“We began consolidating Flipkart’s results in the third quarter of fiscal 2019, using a one-month lag. The ongoing operations negatively affected fiscal 2019 net income and this will continue in fiscal 2020,” Walmart said in its annual financial report.
The Arkansas-based firm, which competes with US rival Amazon, posted $514 billion in revenue for FY19 compared to $500 billion in the previous financial year, growth of 2.8 per cent. However, the growth was slower when compared with the previous financial year when the company grew 3 per cent. The gross profit rate decreased 18 basis points in FY19. The decrease was due to the mixed effects of Walmart’s growing e-commerce businesses, the consolidation of Flipkart and its plan-pricing strategy, and increased transportation expenses.
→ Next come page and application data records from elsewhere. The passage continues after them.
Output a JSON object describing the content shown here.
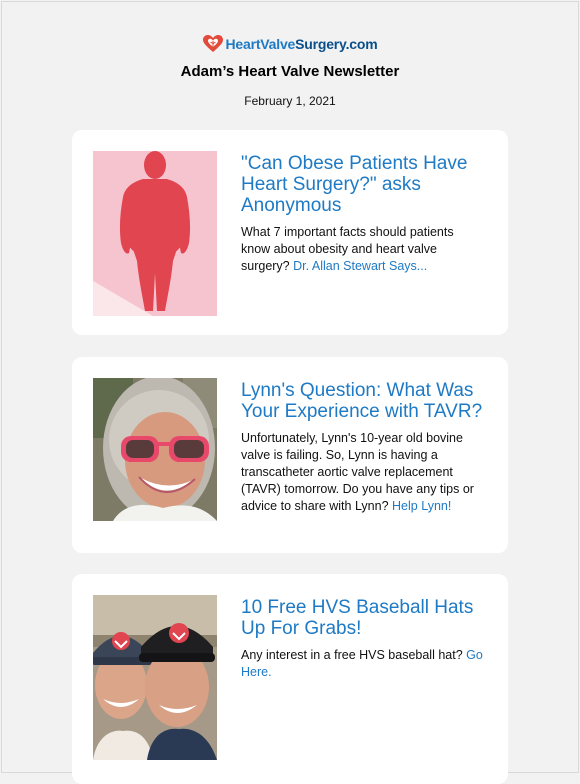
{
  "brand": {
    "name_part1": "HeartValve",
    "name_part2": "Surgery.com",
    "logo_icon": "heart-valve-logo-icon",
    "colors": {
      "primary": "#1e7ac4",
      "dark": "#0a4f8a",
      "heart": "#e24a3b"
    }
  },
  "newsletter": {
    "title": "Adam’s Heart Valve Newsletter",
    "date": "February 1, 2021"
  },
  "articles": [
    {
      "headline": "\"Can Obese Patients Have Heart Surgery?\" asks Anonymous",
      "summary": "What 7 important facts should patients know about obesity and heart valve surgery?",
      "link_text": "Dr. Allan Stewart Says...",
      "image": "obese-silhouette-illustration"
    },
    {
      "headline": "Lynn's Question: What Was Your Experience with TAVR?",
      "summary": "Unfortunately, Lynn's 10-year old bovine valve is failing. So, Lynn is having a transcatheter aortic valve replacement (TAVR) tomorrow.  Do you have any tips or advice to share with Lynn?",
      "link_text": "Help Lynn!",
      "image": "smiling-woman-photo"
    },
    {
      "headline": "10 Free HVS Baseball Hats Up For Grabs!",
      "summary": "Any interest in a free HVS baseball hat?",
      "link_text": "Go Here.",
      "image": "couple-in-hats-photo"
    }
  ]
}
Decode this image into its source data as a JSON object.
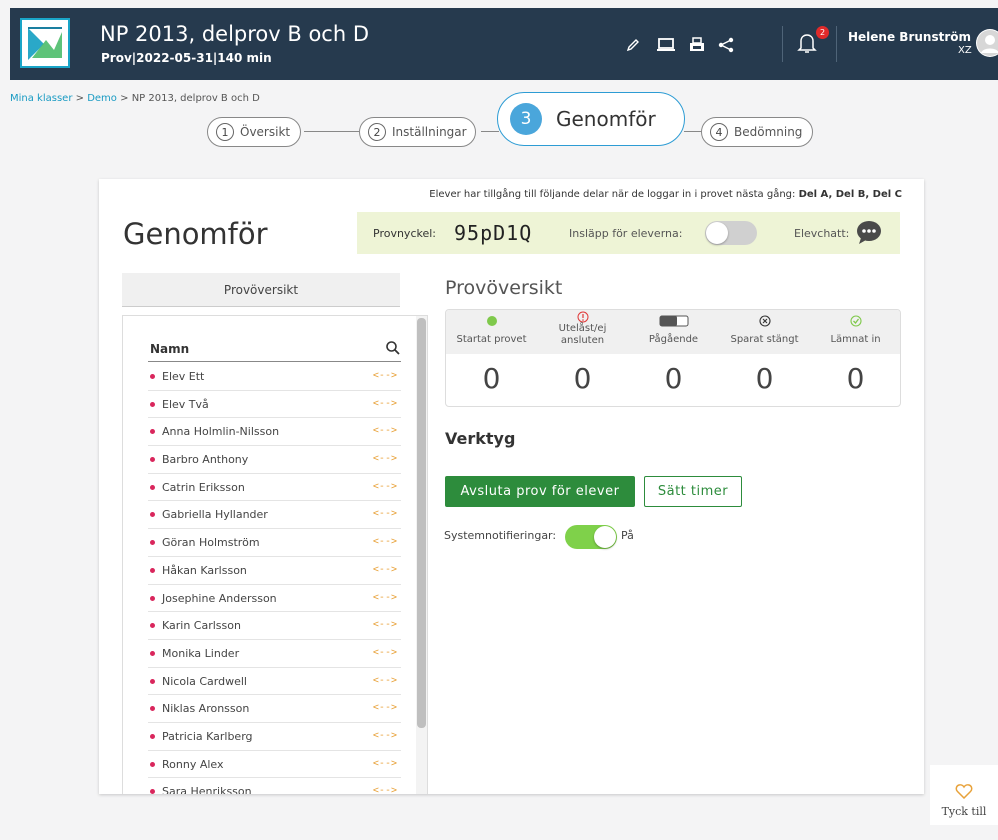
{
  "header": {
    "title": "NP 2013, delprov B och D",
    "subtitle": "Prov|2022-05-31|140 min",
    "notification_count": "2",
    "user_name": "Helene Brunström",
    "user_initials": "XZ",
    "icons": [
      "pencil-icon",
      "laptop-icon",
      "print-icon",
      "share-icon",
      "bell-icon",
      "avatar-icon"
    ]
  },
  "breadcrumb": {
    "items": [
      "Mina klasser",
      "Demo",
      "NP 2013, delprov B och D"
    ],
    "separator": ">"
  },
  "stepper": {
    "steps": [
      {
        "num": "1",
        "label": "Översikt"
      },
      {
        "num": "2",
        "label": "Inställningar"
      },
      {
        "num": "3",
        "label": "Genomför"
      },
      {
        "num": "4",
        "label": "Bedömning"
      }
    ],
    "active_index": 2
  },
  "card": {
    "access_note_prefix": "Elever har tillgång till följande delar när de loggar in i provet nästa gång:",
    "access_note_parts": "Del A, Del B, Del C",
    "title": "Genomför",
    "key_label": "Provnyckel:",
    "key_value": "95pD1Q",
    "insl_label": "Insläpp för eleverna:",
    "insl_state": "off",
    "chat_label": "Elevchatt:"
  },
  "student_list": {
    "tab_label": "Provöversikt",
    "column_name": "Namn",
    "status_color": "#d9265c",
    "action_glyph": "<-->",
    "students": [
      "Elev Ett",
      "Elev Två",
      "Anna Holmlin-Nilsson",
      "Barbro Anthony",
      "Catrin Eriksson",
      "Gabriella Hyllander",
      "Göran Holmström",
      "Håkan Karlsson",
      "Josephine Andersson",
      "Karin Carlsson",
      "Monika Linder",
      "Nicola Cardwell",
      "Niklas Aronsson",
      "Patricia Karlberg",
      "Ronny Alex",
      "Sara Henriksson"
    ]
  },
  "overview": {
    "title": "Provöversikt",
    "columns": [
      {
        "label": "Startat provet",
        "value": "0",
        "icon": "green-dot-icon"
      },
      {
        "label": "Utelåst/ej ansluten",
        "value": "0",
        "icon": "warning-icon"
      },
      {
        "label": "Pågående",
        "value": "0",
        "icon": "toggle-icon"
      },
      {
        "label": "Sparat stängt",
        "value": "0",
        "icon": "closed-circle-icon"
      },
      {
        "label": "Lämnat in",
        "value": "0",
        "icon": "check-circle-icon"
      }
    ]
  },
  "tools": {
    "title": "Verktyg",
    "end_button": "Avsluta prov för elever",
    "timer_button": "Sätt timer",
    "sys_label": "Systemnotifieringar:",
    "sys_state": "På"
  },
  "feedback": {
    "label": "Tyck till"
  },
  "colors": {
    "header_bg": "#263a4e",
    "accent_blue": "#4aa6db",
    "green": "#2d8c3c",
    "toggle_on": "#7fd14a",
    "key_bar": "#eef4d6",
    "link": "#1a9bc3"
  }
}
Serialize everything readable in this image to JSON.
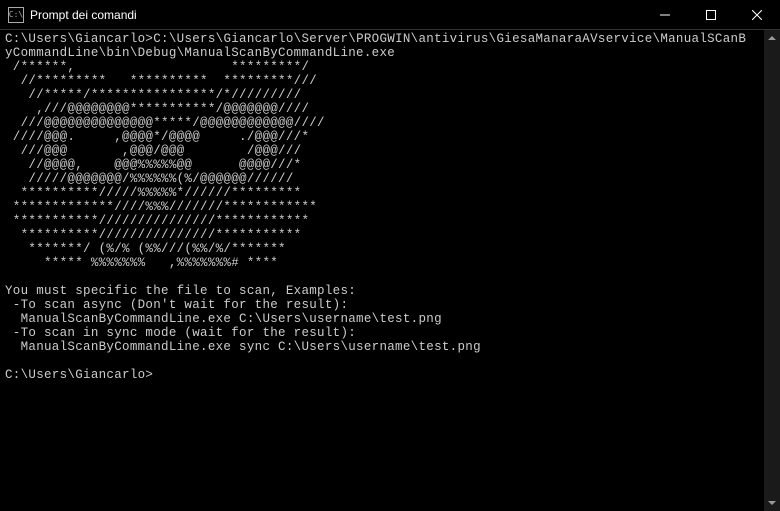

Also, Walmart’s effective income tax rate was 37.4 per cent for FY19 compared to 30.4 per cent in the previous year. Although the US statutory rate was lowered due to the tax cuts and Jobs Act of 2017, Walmart saw an increase in effective income tax rate owing to various factors, including the sale of the majority stake in Walmart Brazil. As a result, Walmart reported $7.2 billion in consolidated net income in FY19 as compared to $10.5 billion in FY18, a decrease of $3.3 billion. The earnings per share (EPS) was $2.26 in FY19 compared to $3.28 in FY18.
Walmart also saw its total long-term debt increasing to $11.6 billion because of the issuance of long-term debt to fund a portion of the purchase price of Flipkart and for general corporate purposes.
Walmart said it had acquired 81 per cent of the outstanding shares of Flipkart in August 2018 for a cash consideration of about $16 billion. The total assets of Flipkart were worth $24.1 billion, of which $13.6 billion were in ‘goodwill’, which is an intangible asset associated with the purchase of one company by another and the anticipated growth.
Walmart said its future operating results in various countries, including India could also be negatively affected by a variety of factors. These include political instability, local and global economic conditions, legal and regulatory constraints. The other factors include restrictive governmental actions such as trade protection measures, tax regulations and laws and regulations regarding consumer and data protection.